Primo grado: tirare l’acqua da un pozzo
Qui ci siamo un po’ tutti; è lo stato di chi inizia a muovere i primi passi nell’orazione. La fatica è inversamente proporzionale alla Grazia. Prima cosa da fare è cercare di raccogliere i sensi, vista udito, ma anche la memoria e la volontà; per questo è bene trovare un luogo raccolto, magari in penombra, silenzioso, restare da soli e pensare alla vita passata. Questo è il momento davvero più faticoso perché i troviamo davanti a noi stessi, al nostro peccato, alle nostre fragilità. È anche il momento del cammino nell’oscurità della fede. Si perché magari attingiamo l’acqua dal pozzo ma il pozzo è vuoto. È il momento dell’aridità, ci sembra di essere sterili, di perdere tempo, di non essere capaci di pregare; la Parola non ci dice nulla, il silenzio si popola di pensieri, il cuore di sentimenti, oppure mi sento freddo come una pietra. Certo è duro e difficile rimanere… ma se restiamo, comprendiamo che Dio sta tenendo in vita Lui stesso quei piccoli fiorellini del giardino che, altrimenti senz’acqua, sarebbero già morti.
Le cause? Teresa non spiega il perché non ci sia acqua dal pozzo, dice che se dipende da Dio, Lui lo fa per nostro vantaggio.

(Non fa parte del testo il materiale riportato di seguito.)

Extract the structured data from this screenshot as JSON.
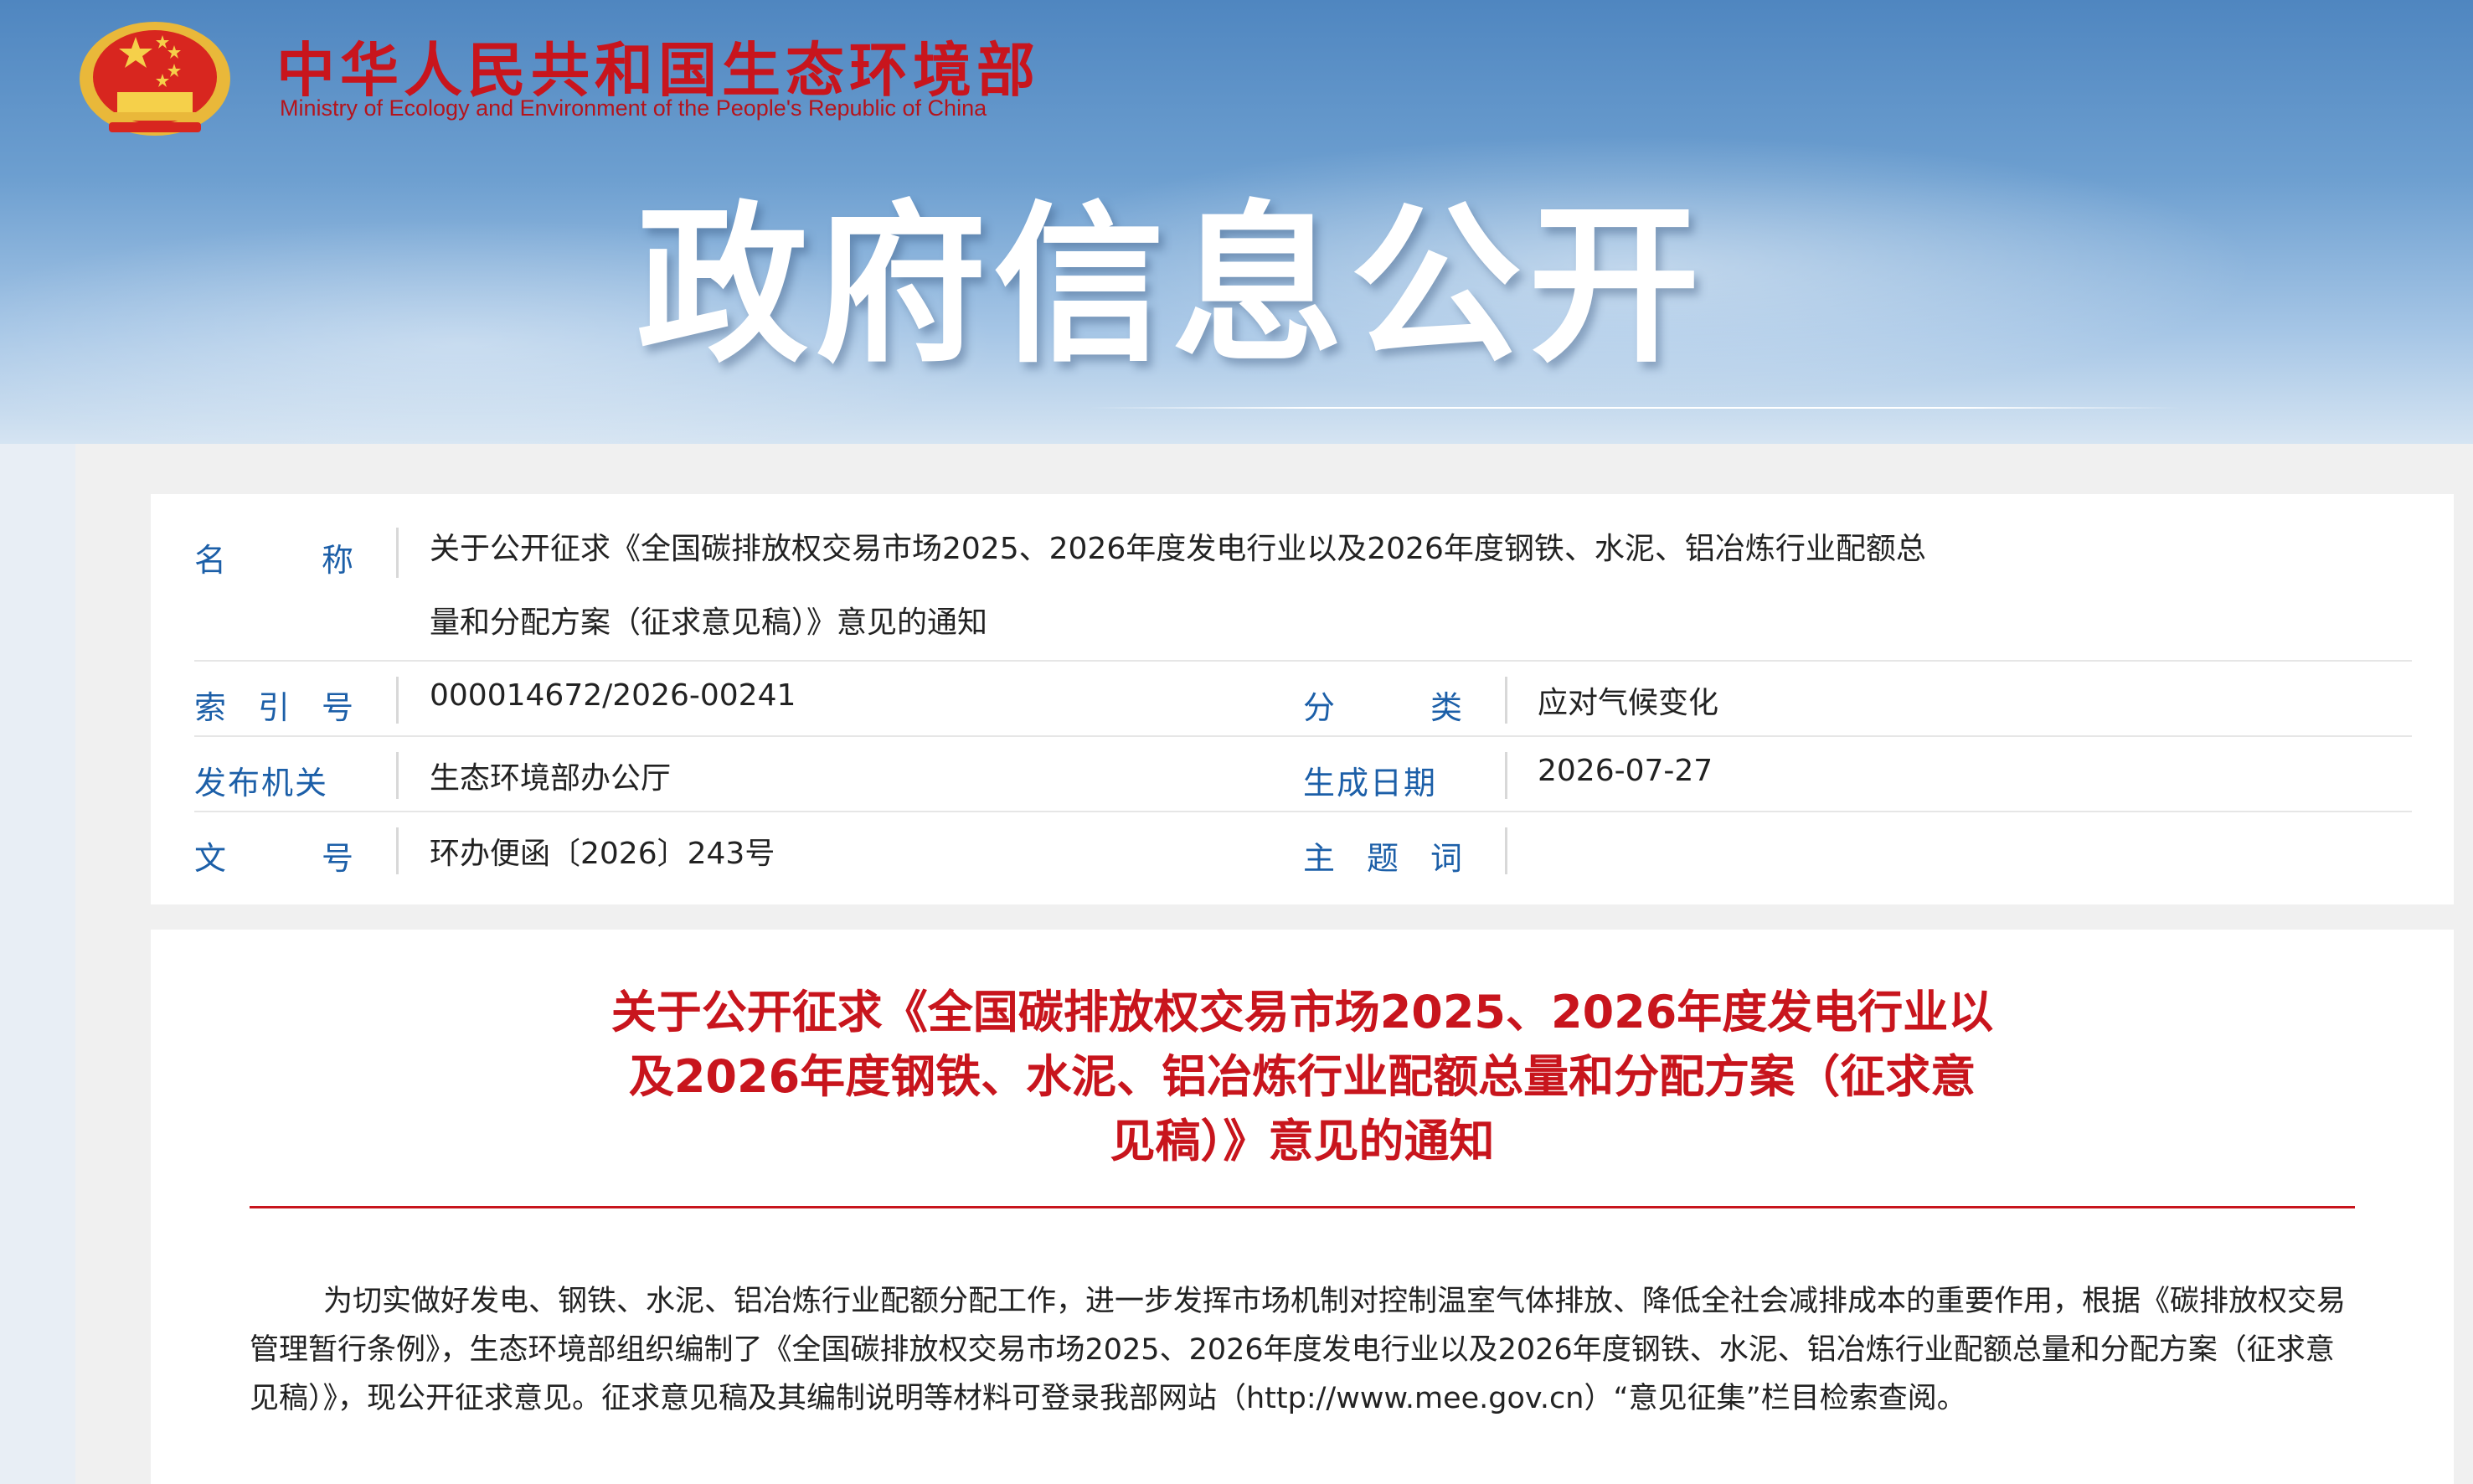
{
  "header": {
    "ministry_cn": "中华人民共和国生态环境部",
    "ministry_en": "Ministry of Ecology and Environment of the People's Republic of China",
    "section_title": "政府信息公开"
  },
  "meta": {
    "name_label": [
      "名",
      "称"
    ],
    "name_value_line1": "关于公开征求《全国碳排放权交易市场2025、2026年度发电行业以及2026年度钢铁、水泥、铝冶炼行业配额总",
    "name_value_line2": "量和分配方案（征求意见稿）》意见的通知",
    "index_label": [
      "索",
      "引",
      "号"
    ],
    "index_value": "000014672/2026-00241",
    "category_label": [
      "分",
      "类"
    ],
    "category_value": "应对气候变化",
    "issuer_label": "发布机关",
    "issuer_value": "生态环境部办公厅",
    "date_label": "生成日期",
    "date_value": "2026-07-27",
    "doc_no_label": [
      "文",
      "号"
    ],
    "doc_no_value": "环办便函〔2026〕243号",
    "keywords_label": [
      "主",
      "题",
      "词"
    ],
    "keywords_value": ""
  },
  "article": {
    "title_line1": "关于公开征求《全国碳排放权交易市场2025、2026年度发电行业以",
    "title_line2": "及2026年度钢铁、水泥、铝冶炼行业配额总量和分配方案（征求意",
    "title_line3": "见稿）》意见的通知",
    "body": "为切实做好发电、钢铁、水泥、铝冶炼行业配额分配工作，进一步发挥市场机制对控制温室气体排放、降低全社会减排成本的重要作用，根据《碳排放权交易管理暂行条例》，生态环境部组织编制了《全国碳排放权交易市场2025、2026年度发电行业以及2026年度钢铁、水泥、铝冶炼行业配额总量和分配方案（征求意见稿）》，现公开征求意见。征求意见稿及其编制说明等材料可登录我部网站（http://www.mee.gov.cn）“意见征集”栏目检索查阅。"
  },
  "colors": {
    "brand_red": "#c8151d",
    "label_blue": "#1c5fa8",
    "banner_blue": "#4f86c0"
  }
}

L’aridità la possiamo trovare diverse volte nella nostra vita; quante volte la preghiera non ci sembra più dire nulla? La fatica è smisurata e lo scoraggiamento alle porte? Ci sembra di non avere più sentimenti e le distrazioni sono irrefrenabili.

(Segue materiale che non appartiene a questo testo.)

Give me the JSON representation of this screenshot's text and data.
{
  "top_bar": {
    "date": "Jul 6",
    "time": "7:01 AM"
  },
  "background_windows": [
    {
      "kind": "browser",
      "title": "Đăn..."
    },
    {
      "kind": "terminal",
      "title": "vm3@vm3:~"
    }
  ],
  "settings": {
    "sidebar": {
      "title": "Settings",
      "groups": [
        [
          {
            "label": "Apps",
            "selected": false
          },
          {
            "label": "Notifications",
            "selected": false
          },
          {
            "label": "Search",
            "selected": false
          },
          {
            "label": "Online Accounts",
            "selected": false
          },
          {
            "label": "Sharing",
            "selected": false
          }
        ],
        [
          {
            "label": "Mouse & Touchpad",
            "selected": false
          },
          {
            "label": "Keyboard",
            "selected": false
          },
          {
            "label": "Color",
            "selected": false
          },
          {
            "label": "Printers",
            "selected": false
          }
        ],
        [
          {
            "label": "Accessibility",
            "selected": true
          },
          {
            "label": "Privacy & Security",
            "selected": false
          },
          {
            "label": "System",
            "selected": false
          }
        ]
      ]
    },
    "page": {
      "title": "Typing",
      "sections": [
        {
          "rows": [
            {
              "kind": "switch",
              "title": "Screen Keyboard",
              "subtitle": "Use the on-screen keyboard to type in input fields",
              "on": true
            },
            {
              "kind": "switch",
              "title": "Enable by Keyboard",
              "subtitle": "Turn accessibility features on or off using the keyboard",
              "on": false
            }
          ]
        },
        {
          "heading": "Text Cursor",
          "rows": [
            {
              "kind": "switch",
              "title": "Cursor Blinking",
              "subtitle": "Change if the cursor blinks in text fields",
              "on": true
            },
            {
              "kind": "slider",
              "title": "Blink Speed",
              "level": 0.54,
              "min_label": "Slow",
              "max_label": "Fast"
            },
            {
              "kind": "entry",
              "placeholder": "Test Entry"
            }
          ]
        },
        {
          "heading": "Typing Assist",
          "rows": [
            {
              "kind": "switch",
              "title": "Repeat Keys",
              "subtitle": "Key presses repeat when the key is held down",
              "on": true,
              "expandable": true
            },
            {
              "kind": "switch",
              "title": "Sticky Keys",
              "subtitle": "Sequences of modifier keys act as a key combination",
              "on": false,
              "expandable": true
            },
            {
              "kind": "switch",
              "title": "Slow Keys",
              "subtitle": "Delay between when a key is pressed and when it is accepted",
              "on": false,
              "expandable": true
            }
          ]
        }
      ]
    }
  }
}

Anche in questi momenti è importante STARE; raccogliere continuamente la mia attenzione su di Lui, ritornare a Lui. Qui Teresa non dice di fare atti eroici, di fustigarsi o di fare chissà quale penitenza; riporta il giardiniere, cioè noi a fare una cosa sola, molto semplice, ma che implica una grande umiltà, fede, speranza e amore: gioire e consolarsi di lavorare in un giardino che appartiene a un così grande Imperatore. Il fine non è accontentare sé stessi ma Dio e Lui non lascerà cadere nessun momento di questa fatica. In questi attimi, giorni, mesi, anni di aridità si è sotto la croce a sostenere Gesù; la mia sofferenza permette a Gesù di non cadere sotto la croce. Qui conosco i miei limiti, vedo la mia miseria perché possa non inorgoglirmi nel cammino e comprendere che tutte le grazie che verranno dopo saranno SOLO dono suo.